L’implantologia iuxtaossea di fatto rappresenta una terza via di trattamento, in grado di soddisfare molti requisiti. Lo scopo della presente trattazione è fornire una dettagliata panoramica su questa antica metodica, riveduta e corretta in una visione moderna.
Il problema dell’atrofia ossea restava in ogni caso complesso da risolvere con l’implantologia endossea, per questo motivo con il brevetto Eagle Grid abbiamo affrontato la questione da un altro punto di vista.
Eagle Grid consiste infatti in un impianto di tipo NON endosseo, che sfrutta l’intimo appoggio ad una struttura scheletrica nella sede sottogengivale, invece di pretendere di integrarsi all’interno dell’osso.
E’ una tecnica riservata alla risoluzione di gravi atrofie ossee verticali e trasversali, dove non è possibile eseguire una implantologia endossea e dove la terapia rigenerativa è sconsigliata.
Il protocollo iniziale prevedeva:
La scheletrizzazione del segmento osseo in oggetto, ovvero lo scollamento della gengiva dalla sua sede per permettere l’esposizione dell’osso
Il rilevamento del calco, ovvero la presa dell’impronta dell’osso con materiali il più possibile idrofili, tenendo in considerazione il sanguinamento ed il tipo gesso
Suturazione sommaria temporanea (in attesa che il laboratorio producesse la struttura metallica per fusione a cera persa. Questo avveniva generalmente in lega vile, realizzandolo in stellite ecromocobalto)
Tendenzialmente entro 12 ore il posizionamento della griglia nella sua sede definitiva all’interno della bocca del paziente sfruttando l’ancoraggio di precisione con l’osso pur prevedendo un minimo margine di tolleranza
Protesizzazione con denti provvisori in resina agganciati ai monconi già precostituiti della griglia iuxtaossea
Il successo di tale procedura era purtroppo molto incerto sia nel breve che nel lungo periodo: vediamo di capire meglio il perché.
L’insuccesso era determinato dall’instaurarsi di decubiti ossei, vere e proprie lacune ossee che spesso andavano incontro a infezione batterica.
Questo inconveniente poteva causare enormi rarefazioni che potevano dare luogo anche in vere e proprie osteomieliti, responsabili della rimozione di tutta o parte della struttura della griglia.
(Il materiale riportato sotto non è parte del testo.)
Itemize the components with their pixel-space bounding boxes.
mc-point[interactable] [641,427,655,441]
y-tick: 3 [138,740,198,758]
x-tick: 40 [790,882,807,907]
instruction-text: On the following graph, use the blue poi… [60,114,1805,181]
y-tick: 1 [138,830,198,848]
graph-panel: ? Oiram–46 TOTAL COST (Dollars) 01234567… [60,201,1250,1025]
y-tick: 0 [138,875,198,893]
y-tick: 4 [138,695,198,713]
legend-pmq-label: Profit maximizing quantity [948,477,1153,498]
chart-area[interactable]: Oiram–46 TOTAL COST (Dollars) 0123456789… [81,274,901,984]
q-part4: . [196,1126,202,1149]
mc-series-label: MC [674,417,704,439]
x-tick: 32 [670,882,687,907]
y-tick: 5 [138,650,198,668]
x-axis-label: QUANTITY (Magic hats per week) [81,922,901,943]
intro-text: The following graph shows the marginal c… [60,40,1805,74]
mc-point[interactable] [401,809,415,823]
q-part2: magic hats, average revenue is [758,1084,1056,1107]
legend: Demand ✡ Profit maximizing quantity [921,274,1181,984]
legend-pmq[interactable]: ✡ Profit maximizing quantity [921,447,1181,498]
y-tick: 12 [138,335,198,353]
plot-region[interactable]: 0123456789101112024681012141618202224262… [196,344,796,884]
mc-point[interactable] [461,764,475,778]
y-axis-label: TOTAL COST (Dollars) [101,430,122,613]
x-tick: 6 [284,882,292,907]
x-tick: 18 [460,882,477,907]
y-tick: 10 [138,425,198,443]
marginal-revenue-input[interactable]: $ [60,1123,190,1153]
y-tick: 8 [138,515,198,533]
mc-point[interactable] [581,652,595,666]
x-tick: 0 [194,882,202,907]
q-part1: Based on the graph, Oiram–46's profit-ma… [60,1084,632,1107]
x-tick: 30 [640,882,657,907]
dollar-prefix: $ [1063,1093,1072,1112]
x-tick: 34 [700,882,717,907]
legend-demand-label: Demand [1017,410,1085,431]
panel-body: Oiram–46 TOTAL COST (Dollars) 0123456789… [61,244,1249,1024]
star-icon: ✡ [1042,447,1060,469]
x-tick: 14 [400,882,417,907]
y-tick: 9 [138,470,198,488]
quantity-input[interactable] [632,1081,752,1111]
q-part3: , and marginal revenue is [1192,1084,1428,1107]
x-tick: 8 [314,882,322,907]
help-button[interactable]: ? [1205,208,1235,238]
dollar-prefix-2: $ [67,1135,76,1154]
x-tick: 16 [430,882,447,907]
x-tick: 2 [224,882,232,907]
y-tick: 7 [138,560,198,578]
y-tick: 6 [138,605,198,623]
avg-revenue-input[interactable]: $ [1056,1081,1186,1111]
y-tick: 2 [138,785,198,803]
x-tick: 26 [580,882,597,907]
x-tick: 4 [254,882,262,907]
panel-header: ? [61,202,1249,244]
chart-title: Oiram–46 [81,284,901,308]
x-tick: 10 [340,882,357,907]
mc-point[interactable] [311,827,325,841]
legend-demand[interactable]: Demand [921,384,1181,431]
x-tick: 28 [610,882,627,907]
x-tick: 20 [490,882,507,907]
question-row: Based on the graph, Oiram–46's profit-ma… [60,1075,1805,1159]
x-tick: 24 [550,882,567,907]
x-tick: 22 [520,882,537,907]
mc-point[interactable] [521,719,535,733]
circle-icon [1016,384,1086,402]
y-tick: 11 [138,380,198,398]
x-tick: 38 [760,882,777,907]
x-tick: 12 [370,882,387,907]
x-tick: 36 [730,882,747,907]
Principalmente le cause dell’insuccesso della procedura erano di due tipi:
Vero questo massimamente in alcune zone del cavo orale, come il mascellare superiore o la zona linguale mandibolare.
Di minor entità era invece il danno generato dall’esposizione della struttura in aree limitrofe ai monconi; evento spesso asettico cui si poteva porre rimedio con una chirurgia ambulatoriale.
Un ulteriore elemento di criticità era la progettazione del disegno della struttura che veniva spesso demandato all’odontotecnico.
Oltre ad essere deontologicamente scorretto, imponeva al dentista delle scelte non condivise.
La prognosi poteva migliorare se la griglia veniva unita mediante la protesi a denti o impianti endossei tradizionali.
Altro fattore critico poteva essere il metallo di fusione che poteva sviluppare fenomeni di ipersensibilità o allergia in pazienti soggetti a cromatosi; evento abbastanza raro ma non trascurabile, e comunque spesso non prevedibile.
Un miglioramento sostanziale si è verificato cambiando il metallo di fusione e passando all’utilizzo del titanio, anche se di contro presenta alcuni inconvenienti e difficoltà di gestione in ambito odontotecnico.
Le pubblicazioni scientifiche relative a queste applicazioni hanno trovato massima diffusione fino agli inizi del 2000, successivamente l’utilizzo dell’impianto iuxtaosseo o sottoperiostale è stato abbandonato dai più.